McGill ban is out of line

Some situations call for extreme measures — but not quite as extreme as the ones McGill is taking against student journalists.

McGill University recently attempted to ban certain Access to Information requests (ATIs) after a significant spike in them by campus newspapers, from 37 to 170 in the past year.

The University claims that the ban also stems from the abusive nature of the requests. Those came largely from 14 student journalists after the Quebec student protests were over.

The details of the ATI requests from the campus newspapers involved are insufficient — neither the University nor the student journalists involved have explained what specific form these requests took.

This doesn’t detract from the fact that McGill has taken extreme and unnecessary steps in attempting to gain the power to completely deny ATI requests. Specifically, this ban targets The McGill Daily, Concordia’s The Link and McGilliLeaked.

It’s clear that the relationship between students and university administrations in Quebec was tense during student protests. It’s also not shocking that, in light of this atmosphere, students may have called for more access to the University’s private information.

But the press has the right to grant these sorts requests according to Quebec and Canadian law. In banning them from making these requests, the school only succeeds at stonewalling the press instead of making any progress in solving the issue at hand.

In this situation, regardless of what relationship the University had with the press in the past, they should find a way to negotiate with the students involved to come up with a more democratic solution.
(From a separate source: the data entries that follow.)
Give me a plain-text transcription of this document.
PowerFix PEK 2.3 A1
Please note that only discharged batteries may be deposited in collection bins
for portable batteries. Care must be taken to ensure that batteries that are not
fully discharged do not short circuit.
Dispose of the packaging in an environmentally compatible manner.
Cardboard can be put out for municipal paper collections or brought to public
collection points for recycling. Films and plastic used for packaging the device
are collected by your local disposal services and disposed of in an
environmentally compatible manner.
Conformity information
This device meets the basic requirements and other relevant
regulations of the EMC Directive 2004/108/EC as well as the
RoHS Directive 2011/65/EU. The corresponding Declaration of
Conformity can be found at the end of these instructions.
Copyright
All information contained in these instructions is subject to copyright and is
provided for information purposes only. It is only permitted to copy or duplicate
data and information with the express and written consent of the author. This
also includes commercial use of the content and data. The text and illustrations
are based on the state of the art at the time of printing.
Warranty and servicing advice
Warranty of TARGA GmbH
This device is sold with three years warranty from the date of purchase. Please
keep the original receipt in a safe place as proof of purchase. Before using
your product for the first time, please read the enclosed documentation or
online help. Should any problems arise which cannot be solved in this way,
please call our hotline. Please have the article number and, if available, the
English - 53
McGill has many options in making the process easier for themselves while still ensuring it’s fair to student journalists. They could provide more stringent guidelines for how ATI requests should look, or up the price on making the requests.

Hopefully, more precise information will be released to the public about the nature of these ATI requests in order to better determine who exactly is in the wrong in this situation.

This doesn’t exempt McGill from blame — the administration needs to find alternatives to smooth over the issues they have with the student journalists involved.